«Solo provocazioni, ricorreremo in appello»

 

II giudice monocratico del Tribunale di Castrovillari Lucio Scrivano nella giornata di ieri ha condannato il giornalista Fabio Buonofiglio, 45 anni, direttore responsabile della testata giornalistica AltrePagine, per avere istigato al linciaggio contro l’ex sindaco di Corigliano Calabro ed ex parlamentare Giuseppe Geraci, 71 anni. Il giudice ha inflitto al direttore della nostra testata, difeso dall’avvocato Simona Sisca del foro di Castrovillari, dieci mesi di reclusione con la sospensione condizionale della stessa pena. Il pubblico ministero Raffaella Mancini aveva sollecitato la condanna alla pena d’un anno e due mesi di reclusione.

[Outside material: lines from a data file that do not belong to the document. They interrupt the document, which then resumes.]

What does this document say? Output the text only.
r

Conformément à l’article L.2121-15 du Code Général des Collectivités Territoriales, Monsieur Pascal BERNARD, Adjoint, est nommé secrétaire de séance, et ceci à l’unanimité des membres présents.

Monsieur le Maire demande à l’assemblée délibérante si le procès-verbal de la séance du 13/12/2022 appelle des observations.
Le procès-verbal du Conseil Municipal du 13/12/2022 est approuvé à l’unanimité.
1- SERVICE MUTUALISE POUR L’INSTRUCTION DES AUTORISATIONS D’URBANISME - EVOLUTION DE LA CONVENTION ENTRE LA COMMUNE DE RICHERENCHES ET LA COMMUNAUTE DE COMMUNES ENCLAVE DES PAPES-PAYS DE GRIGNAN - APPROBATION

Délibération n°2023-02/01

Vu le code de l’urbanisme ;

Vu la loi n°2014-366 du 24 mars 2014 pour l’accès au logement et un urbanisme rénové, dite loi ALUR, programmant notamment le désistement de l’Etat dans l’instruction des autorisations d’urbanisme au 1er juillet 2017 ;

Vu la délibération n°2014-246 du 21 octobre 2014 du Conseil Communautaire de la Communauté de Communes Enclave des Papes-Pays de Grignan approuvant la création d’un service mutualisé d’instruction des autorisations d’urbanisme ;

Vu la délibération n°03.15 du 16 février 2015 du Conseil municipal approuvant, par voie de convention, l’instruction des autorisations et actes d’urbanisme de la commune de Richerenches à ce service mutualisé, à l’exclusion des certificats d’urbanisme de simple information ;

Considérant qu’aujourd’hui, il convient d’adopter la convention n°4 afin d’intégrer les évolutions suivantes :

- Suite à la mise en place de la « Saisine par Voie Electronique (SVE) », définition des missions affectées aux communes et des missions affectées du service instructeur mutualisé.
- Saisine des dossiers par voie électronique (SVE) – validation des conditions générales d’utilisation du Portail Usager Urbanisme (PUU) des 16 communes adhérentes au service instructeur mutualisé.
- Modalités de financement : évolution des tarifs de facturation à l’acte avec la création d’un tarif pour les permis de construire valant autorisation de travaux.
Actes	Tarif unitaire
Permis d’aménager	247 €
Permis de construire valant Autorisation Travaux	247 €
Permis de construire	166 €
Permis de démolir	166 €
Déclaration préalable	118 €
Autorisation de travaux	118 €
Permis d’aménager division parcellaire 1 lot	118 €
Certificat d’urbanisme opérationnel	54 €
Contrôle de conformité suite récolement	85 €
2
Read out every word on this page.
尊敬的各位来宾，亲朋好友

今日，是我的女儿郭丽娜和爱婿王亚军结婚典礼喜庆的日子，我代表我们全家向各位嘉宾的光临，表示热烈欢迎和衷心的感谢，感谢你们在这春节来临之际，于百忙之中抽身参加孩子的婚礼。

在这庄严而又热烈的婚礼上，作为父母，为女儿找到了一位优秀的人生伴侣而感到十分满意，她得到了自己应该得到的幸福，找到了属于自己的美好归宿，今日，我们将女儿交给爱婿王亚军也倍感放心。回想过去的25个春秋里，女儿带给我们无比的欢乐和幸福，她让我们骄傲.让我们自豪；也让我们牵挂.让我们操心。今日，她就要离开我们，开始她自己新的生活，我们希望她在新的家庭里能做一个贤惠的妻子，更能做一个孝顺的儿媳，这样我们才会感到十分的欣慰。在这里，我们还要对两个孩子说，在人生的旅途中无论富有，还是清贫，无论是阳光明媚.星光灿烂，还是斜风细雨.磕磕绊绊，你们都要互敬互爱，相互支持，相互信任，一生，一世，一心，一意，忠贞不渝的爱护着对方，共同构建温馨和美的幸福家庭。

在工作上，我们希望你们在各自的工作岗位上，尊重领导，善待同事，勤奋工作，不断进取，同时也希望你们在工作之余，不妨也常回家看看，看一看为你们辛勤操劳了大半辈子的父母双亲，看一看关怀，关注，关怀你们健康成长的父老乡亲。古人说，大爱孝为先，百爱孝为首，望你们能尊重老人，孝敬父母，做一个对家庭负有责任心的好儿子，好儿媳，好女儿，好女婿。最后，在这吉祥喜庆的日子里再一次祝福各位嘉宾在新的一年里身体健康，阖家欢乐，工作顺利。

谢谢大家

Nel corso delle udienze dibattimentali del processo sono stati sentiti dal giudice lo stesso ex primo cittadino coriglianese ed ex deputato Geraci in qualità di parte offesa costituitasi parte civile ed assistita dall’avvocato Mario Elmo del foro di Castrovillari, e lo stesso imputato Buonofiglio, autore d’un articolo del dicembre 2016 incriminato per il grave reato d’istigazione a delinquere. Sentiti, in qualità di testimoni, l’ex presidente del Consiglio comunale coriglianese Pasquale Magno, il giornalista ed insegnante locale Emilio Vincenzo Panio, lo scrittore locale Giuseppe Benvenuto.

 

Le motivazioni della sentenza saranno depositate entro i prossimi sessanta giorni. Contro la sentenza Buonofiglio ed il suo difensore annunciano che presenteranno ricorso in appello. «S’è trattato d’un articolo dai toni sì aspri, ma animato solo ed esclusivamente dalla provocazione che a volte caratterizza il mio modo di fare giornalismo: figuriamoci se, con la mia storia personale, volessi istigare al linciaggio contro un rappresentante delle istituzioni», dichiara Fabio Buonofiglio. Concetto, questo, espresso dall’imputato pure durante il processo ed al cospetto stesso dell’ex sindaco ed ex parlamentare offeso, ed espresso pure da parte d’alcuni dei testimoni citati nel giudizio.